You've come to the conclusion that you don't have the money to support your level of alcohol consumption, and have decided to brew your own as a cheap alternative. The problem: you don't know where to start. Never fear, for here in five easy steps is the ultimate guide how to make your own homemade masterpiece.

1) Obtain some fruit. Fruit wines are easy to make using any non-citrus fruit; apples, plums, pears, pineapples and even carrots (yes, I know they're a vegetable - humour me) can be used to produce a drinkable brew. The golden rule is never, ever, under any circumstances buy your own fruit. Pick it yourself, convince someone else to buy it for you, or go on a night raid into your neighbourhood backyards and pinch the stuff, but never buy your own. It's the principal of the thing, dammit.

2) Take your fruit and cut it up into little pieces, liquefy it, crush it, mash it, or jump up and down on it, then place it all in a large container. Five or ten litre plastic food tubs are good, or, at a pinch, use a bathtub. The top of the container should have an airlock on it to let gasses out but not in; if you don't have a proper one (or have a container too big to fit one), glad-wrap stretched over the top (which requires quite a lot for the bathtub) works pretty well. Fill the rest of the container with water, spices, fruit juices, cordials, dead rats; whatever takes your fancy. Be creative, and try to leave as little air in the top as possible, even if this means adding everything in your cupboard. Also add brewing yeast and nutrient (usually sold together in convenient little packets) at this point.

3) Add lots and lots and lots and lots and lots and lots and lots and lots and lots of sugar. To a certain extent, the amount of sugar is proportional to the alcohol content, so you're either going to end up with something really alcoholic, really sweet, or both. Any complaints?

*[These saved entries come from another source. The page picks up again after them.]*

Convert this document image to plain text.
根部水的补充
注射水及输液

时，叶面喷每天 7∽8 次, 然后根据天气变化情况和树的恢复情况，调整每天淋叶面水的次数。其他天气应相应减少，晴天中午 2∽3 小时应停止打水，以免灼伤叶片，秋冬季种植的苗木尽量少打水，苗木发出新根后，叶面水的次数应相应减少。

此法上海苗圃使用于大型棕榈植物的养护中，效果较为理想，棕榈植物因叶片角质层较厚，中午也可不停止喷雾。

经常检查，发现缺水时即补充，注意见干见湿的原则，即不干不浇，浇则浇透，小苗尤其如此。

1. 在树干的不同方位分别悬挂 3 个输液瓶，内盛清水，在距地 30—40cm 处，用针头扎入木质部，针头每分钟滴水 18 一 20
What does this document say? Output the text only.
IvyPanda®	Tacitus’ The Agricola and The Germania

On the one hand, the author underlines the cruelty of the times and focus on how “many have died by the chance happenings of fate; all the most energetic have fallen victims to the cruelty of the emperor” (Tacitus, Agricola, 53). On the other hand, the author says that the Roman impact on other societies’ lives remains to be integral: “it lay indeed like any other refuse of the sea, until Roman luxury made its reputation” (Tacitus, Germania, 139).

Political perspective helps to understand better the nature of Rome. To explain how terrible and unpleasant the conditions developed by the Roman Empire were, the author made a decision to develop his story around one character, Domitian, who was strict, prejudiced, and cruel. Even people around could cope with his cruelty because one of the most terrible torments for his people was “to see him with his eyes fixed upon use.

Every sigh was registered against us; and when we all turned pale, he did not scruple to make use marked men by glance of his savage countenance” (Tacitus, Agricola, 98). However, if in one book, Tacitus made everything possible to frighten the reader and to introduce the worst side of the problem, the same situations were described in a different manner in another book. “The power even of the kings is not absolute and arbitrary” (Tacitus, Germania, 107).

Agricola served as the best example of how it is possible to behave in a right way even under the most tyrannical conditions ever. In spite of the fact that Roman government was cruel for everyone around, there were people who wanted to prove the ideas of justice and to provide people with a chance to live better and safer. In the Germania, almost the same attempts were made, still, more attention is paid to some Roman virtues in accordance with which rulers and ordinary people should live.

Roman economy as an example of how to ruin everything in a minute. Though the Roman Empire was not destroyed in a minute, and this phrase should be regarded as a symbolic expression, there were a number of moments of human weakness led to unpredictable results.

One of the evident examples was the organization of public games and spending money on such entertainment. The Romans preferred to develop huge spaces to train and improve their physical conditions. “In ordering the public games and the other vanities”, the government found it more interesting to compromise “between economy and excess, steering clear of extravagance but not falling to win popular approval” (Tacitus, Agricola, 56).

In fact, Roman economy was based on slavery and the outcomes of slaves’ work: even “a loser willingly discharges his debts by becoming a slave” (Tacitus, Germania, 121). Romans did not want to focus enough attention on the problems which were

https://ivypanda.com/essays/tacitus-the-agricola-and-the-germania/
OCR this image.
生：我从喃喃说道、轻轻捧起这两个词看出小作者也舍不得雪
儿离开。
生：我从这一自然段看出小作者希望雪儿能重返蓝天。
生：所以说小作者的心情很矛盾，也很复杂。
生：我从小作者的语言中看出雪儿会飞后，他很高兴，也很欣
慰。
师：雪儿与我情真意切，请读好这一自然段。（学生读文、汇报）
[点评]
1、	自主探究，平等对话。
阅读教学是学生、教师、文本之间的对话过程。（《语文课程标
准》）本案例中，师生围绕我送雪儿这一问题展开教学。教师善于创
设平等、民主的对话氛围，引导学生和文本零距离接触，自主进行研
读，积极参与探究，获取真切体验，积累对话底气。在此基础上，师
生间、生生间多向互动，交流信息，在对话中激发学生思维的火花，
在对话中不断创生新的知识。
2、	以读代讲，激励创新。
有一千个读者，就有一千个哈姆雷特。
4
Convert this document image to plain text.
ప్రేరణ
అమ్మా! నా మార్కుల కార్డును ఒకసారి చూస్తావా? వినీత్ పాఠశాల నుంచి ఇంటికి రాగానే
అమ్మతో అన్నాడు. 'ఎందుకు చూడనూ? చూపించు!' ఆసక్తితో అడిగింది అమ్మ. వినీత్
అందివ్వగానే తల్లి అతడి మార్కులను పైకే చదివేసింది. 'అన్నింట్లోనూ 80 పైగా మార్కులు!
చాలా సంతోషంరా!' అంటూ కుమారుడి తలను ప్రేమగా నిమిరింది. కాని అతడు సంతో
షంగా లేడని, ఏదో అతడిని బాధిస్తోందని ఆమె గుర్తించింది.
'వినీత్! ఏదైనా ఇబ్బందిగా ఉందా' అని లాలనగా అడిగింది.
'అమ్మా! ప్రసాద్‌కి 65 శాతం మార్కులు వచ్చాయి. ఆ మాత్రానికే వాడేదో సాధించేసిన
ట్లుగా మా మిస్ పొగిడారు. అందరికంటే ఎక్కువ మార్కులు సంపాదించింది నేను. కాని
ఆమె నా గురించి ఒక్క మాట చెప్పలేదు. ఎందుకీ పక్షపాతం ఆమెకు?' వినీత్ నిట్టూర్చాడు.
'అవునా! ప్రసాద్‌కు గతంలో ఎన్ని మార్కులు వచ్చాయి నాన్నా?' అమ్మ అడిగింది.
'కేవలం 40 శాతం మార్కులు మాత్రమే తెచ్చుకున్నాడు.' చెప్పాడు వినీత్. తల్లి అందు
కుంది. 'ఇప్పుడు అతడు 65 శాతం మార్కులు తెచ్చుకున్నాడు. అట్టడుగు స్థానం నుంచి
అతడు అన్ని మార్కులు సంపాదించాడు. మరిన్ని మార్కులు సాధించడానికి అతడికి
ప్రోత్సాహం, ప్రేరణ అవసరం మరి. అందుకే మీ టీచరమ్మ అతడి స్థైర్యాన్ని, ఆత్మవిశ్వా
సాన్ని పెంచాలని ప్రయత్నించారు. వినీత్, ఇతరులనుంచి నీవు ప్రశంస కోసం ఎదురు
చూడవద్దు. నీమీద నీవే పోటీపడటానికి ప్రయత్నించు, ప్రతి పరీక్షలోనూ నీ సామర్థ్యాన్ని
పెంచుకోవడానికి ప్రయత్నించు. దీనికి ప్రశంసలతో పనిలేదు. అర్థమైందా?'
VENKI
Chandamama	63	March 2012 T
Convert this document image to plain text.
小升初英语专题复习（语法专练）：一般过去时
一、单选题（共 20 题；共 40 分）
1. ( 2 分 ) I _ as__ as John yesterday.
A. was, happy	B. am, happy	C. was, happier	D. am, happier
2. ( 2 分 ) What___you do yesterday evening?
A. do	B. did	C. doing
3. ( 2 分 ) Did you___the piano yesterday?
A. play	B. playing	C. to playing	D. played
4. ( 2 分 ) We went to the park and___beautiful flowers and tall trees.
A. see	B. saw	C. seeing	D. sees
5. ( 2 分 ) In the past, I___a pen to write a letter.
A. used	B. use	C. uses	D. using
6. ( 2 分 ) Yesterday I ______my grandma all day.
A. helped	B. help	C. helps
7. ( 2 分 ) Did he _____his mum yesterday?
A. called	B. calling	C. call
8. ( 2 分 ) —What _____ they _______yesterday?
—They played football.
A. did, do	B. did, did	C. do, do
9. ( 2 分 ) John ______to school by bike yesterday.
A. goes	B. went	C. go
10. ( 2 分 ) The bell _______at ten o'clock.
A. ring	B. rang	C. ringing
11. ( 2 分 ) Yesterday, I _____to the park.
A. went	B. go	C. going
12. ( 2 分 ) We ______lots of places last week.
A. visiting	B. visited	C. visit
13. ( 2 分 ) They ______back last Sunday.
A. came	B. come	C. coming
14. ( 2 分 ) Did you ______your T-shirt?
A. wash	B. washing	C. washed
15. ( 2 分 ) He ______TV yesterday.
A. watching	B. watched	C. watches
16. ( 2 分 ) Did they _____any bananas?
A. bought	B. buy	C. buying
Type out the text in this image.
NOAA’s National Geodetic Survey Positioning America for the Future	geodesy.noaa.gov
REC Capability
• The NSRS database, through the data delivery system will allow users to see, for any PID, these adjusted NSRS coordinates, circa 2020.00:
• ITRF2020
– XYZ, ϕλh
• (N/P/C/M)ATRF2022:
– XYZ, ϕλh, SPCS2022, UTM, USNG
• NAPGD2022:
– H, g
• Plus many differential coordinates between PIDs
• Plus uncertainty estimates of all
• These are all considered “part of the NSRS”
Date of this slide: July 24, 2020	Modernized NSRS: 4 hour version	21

4) The hard bit: waiting. Technically speaking, you should probably be periodically transferring your brew from one glass container with a bubbly thing on top to another, removing sediment as you go, but if you've been following the above instructions then at this point it probably won't matter much - especially if you used the bathtub.

5) Right, at this point your brew has been sitting in some container (or bathtub) in the corner of a room for a few months, occasionally making weird gurgling sounds. It's probably about time to bottle it (especially if other people in the household have started complaining). Save your empty beer or wine bottles, and you can buy new caps or plastic corks. Siphon (all poor uni students should know how to siphon) the brew into bottles, cap/cork, and store in a reasonably cool environment. The cooler the better, as this minimises the risk of explosions, always a chance with home brews, especially if it has been making rather a lot of weird gurgling sounds. Let your brew age sufficiently (four to six months is a good time, two minutes is a minimum). Drink, enjoy, visit the emergency department of hospital (and say hi).

Aldwin Seguin
(Stephen Hobson) is the Rapier Marshal and Member for Levitating Penguins for the College of Blessed Herman the Cripple. He has managed to receive a Golden Owl for his brewing, "just because I keep trying to give the stuff away".